O tempo já havia começado a vencer em vida. Aos 91 anos, morreu Brigitte Bardot — para muitos, simplesmente BB — deixando para trás não apenas imagens e vestidos, mas um legado que transformou-a em mito. Nascida para provocar paixões e controvérsias, Bardot foi ícone do cinema e símbolo de coragem em escolhas que marcaram uma época.
Brigitte Anne-Marie Bardot completou 91 anos em setembro e, pouco depois, foi internada em um hospital em Toulon. Apesar de um procedimento superado, o destino não poupou a atriz e ativista. A imagem pública que ficou foi a de uma mulher que, além do erotismo celebrado no período do boom econômico, soube dizer basta a um mundo que a consumia.
Saint-Tropez e toda a Costa Azul lhe reconhecem o papel de personagem-propaganda — quando essa palavra ainda não fazia parte do vocabulário corrente — de um estilo e de uma atitude. O público masculino a sonhava; muitas mulheres queriam ser ela. Mas os holofotes nem sempre trouxeram felicidade: a fama vinha acompanhada de desejos e pressões incessantes.
Foi aos 16 anos que Bardot se casou com o diretor Roger Vadim, que a lançou no filme Et Dieu créa… la femme (E Deus criou a mulher), obra que a projetou internacionalmente e a vinculou para sempre à nascente Nouvelle Vague, ainda que a própria trajetória de BB não possa ser reduzida a um só movimento. A notoriedade do filme também trouxe para ela um papel social e cultural complexo: passou a ser objeto de um desejo público praticamente incontrolável, situação que a própria atriz relembrou em entrevistas e no documentário-entrevista Bardot, exibido em Cannes em maio.
O documentário, previsto para estrear no dia do seu aniversário, teve lançamento adiado por causa de sua saúde delicada — um retrato que evidencia a tensão entre a vida pública e a privacidade da estrela.
Entre amores e rupturas, Bardot viveu relações intensas: casamentos e ligações com nomes como Gilbert Bécaud, Sacha Distel e Serge Gainsbourg, autor da canção Je t’aime… moi non plus, originalmente escrita para ela.
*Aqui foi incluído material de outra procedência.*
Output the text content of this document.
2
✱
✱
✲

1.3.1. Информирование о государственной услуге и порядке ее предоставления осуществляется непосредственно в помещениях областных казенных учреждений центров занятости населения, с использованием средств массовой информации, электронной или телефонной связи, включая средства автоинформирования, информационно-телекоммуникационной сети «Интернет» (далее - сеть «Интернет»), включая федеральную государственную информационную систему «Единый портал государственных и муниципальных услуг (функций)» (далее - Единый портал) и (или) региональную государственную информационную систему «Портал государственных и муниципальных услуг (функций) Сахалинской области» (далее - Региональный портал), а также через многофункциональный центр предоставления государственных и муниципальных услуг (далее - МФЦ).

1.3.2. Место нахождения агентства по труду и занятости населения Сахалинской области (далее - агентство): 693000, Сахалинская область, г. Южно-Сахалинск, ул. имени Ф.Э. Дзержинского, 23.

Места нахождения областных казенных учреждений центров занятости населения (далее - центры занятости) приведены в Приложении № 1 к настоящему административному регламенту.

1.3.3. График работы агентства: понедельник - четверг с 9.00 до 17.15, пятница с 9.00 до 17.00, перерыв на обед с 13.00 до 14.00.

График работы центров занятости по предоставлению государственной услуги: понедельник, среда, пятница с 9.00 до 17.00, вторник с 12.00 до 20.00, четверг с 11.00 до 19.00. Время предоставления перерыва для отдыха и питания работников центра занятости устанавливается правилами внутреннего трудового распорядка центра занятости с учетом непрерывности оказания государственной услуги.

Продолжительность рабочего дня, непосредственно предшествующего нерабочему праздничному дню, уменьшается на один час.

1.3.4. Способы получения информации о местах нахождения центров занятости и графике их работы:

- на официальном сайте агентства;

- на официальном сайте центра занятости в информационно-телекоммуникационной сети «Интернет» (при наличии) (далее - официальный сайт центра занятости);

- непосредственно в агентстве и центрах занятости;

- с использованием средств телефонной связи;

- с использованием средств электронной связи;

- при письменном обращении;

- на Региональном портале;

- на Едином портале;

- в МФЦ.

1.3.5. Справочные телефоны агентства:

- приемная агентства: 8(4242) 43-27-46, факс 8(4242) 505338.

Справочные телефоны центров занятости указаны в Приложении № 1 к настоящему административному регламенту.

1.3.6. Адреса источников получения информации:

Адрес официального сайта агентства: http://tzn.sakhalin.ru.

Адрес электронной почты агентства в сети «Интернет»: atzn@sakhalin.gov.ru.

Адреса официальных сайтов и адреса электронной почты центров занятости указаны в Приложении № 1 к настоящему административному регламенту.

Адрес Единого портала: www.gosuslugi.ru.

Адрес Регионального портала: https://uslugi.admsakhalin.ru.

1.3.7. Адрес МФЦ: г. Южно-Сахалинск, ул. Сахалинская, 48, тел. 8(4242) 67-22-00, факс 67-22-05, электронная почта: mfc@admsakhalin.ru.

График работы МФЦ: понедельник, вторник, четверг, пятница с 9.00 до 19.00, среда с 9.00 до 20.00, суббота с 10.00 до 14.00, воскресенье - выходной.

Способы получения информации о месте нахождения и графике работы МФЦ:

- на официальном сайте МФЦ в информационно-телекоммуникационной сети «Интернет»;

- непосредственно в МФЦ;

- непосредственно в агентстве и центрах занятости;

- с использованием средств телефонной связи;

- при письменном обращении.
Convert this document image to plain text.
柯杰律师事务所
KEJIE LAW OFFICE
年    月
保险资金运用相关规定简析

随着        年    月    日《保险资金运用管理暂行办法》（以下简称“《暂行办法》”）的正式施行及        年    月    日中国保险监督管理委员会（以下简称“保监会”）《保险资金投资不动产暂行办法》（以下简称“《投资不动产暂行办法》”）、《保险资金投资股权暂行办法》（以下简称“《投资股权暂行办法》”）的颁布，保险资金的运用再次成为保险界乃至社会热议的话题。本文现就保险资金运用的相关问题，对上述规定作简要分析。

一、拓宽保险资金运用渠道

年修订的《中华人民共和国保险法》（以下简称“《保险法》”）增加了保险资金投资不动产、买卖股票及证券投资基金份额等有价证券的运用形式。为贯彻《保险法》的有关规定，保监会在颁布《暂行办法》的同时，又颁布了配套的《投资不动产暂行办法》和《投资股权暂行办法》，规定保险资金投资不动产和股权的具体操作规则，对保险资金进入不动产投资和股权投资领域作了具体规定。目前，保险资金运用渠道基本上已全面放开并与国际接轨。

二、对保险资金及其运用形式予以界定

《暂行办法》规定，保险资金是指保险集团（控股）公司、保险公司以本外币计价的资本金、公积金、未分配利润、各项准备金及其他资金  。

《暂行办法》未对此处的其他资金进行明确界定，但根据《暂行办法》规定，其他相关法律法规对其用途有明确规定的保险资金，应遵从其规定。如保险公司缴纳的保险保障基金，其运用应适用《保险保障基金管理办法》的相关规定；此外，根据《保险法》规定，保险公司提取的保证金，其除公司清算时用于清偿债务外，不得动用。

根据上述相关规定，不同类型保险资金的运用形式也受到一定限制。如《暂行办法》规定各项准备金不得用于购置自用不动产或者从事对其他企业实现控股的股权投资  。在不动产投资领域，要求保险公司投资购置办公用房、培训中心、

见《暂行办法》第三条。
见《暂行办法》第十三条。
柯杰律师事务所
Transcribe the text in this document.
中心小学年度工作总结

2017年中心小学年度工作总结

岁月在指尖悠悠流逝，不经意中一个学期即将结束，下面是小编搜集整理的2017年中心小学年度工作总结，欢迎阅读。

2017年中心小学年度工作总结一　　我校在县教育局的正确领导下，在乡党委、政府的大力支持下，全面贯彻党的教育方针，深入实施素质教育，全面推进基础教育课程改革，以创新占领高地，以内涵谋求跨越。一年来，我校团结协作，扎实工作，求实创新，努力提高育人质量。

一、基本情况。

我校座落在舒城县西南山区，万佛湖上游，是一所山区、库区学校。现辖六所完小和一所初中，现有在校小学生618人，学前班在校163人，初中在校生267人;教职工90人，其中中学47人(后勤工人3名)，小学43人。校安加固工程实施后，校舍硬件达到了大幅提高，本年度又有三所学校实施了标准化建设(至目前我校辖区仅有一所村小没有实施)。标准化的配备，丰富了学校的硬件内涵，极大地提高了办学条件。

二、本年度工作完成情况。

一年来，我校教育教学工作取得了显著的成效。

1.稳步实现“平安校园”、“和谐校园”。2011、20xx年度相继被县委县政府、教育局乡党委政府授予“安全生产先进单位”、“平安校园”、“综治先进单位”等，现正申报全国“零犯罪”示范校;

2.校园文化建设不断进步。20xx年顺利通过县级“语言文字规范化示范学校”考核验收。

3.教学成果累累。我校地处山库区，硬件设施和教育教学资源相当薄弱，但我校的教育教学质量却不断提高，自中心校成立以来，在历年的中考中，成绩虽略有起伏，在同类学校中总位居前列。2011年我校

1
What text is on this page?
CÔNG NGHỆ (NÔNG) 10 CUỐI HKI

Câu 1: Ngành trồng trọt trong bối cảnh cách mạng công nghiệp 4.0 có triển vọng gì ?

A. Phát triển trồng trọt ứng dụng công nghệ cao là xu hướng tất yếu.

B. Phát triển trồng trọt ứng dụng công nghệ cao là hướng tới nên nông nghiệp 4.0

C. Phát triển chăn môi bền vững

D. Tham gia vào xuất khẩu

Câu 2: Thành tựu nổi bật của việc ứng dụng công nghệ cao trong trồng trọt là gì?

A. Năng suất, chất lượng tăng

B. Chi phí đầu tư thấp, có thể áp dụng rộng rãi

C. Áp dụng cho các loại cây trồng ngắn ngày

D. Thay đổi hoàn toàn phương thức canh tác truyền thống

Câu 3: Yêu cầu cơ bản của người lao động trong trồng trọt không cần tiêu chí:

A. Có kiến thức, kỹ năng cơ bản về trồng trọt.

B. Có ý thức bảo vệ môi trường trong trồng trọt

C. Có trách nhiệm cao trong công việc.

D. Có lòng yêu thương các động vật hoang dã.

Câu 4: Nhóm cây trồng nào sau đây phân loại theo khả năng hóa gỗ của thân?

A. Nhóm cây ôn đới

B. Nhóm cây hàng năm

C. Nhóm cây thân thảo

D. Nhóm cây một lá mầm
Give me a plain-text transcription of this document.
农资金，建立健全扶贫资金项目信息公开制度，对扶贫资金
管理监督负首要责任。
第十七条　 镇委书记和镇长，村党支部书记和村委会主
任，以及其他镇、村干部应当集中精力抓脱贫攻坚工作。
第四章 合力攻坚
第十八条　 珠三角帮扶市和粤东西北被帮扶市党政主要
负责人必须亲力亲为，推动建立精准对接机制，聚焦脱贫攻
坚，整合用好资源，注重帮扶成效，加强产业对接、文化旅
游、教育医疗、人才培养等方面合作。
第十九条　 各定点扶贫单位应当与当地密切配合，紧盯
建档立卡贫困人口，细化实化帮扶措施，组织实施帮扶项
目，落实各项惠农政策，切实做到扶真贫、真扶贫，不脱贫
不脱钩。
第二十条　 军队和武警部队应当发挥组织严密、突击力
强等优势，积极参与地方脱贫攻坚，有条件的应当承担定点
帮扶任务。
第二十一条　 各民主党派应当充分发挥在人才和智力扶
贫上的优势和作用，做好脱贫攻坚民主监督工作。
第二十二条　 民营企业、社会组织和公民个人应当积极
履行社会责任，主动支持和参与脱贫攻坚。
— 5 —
Quando a gravação provocou escândalo, Gainsbourg a retirou e, um ano depois, lançou-a com Jane Birkin, enquanto o então marido de Bardot, o playboy Gunther Sachs, reagiu veementemente.
A imagem de heroína de faroeste também integra seu repertório: a atriz protagonizou, ao lado de Claudia Cardinale, uma obra que satirizava o Velho Oeste e seus resquícios patriarcais do final do século XIX — outra face de sua carreira que foge ao estereótipo da loira enfeitiçante.
Não satisfeita apenas com o brilho das telas, Bardot demonstrou ainda coragem ao interromper sua carreira — antes mesmo dos debates e movimentos que depois viriam a nomear publicamente esse tipo de denúncia — e, em 1973, se retirou para a Madrague, seu refúgio em Saint-Tropez, vendendo joias e rompendo com as paixões que marcaram sua juventude.
O ministro da Cultura, Alessandro Giuli, sintetizou a dimensão pública de sua figura: “Seu verdadeiro fascínio foi ter defendido valores importantes”. É essa faceta, além da beleza e do erotismo que a consagraram, que tende a permanecer na memória coletiva.
Brigitte Bardot deixou uma marca indelével: a de uma mulher que soube mudar de rota quando necessário, que recusou a mercantilização total de si mesma e que entrou para a história como um símbolo multifacetado — estrela de cinema, objeto de desejo, ativista em tempos posteriores e, acima de tudo, um mito. Seu nome continuará vivo nas telas, nas canções, nas imagens de Saint-Tropez e na lembrança daqueles que viram em sua vida mais do que um rosto: um exemplo de coragem e reinvenção.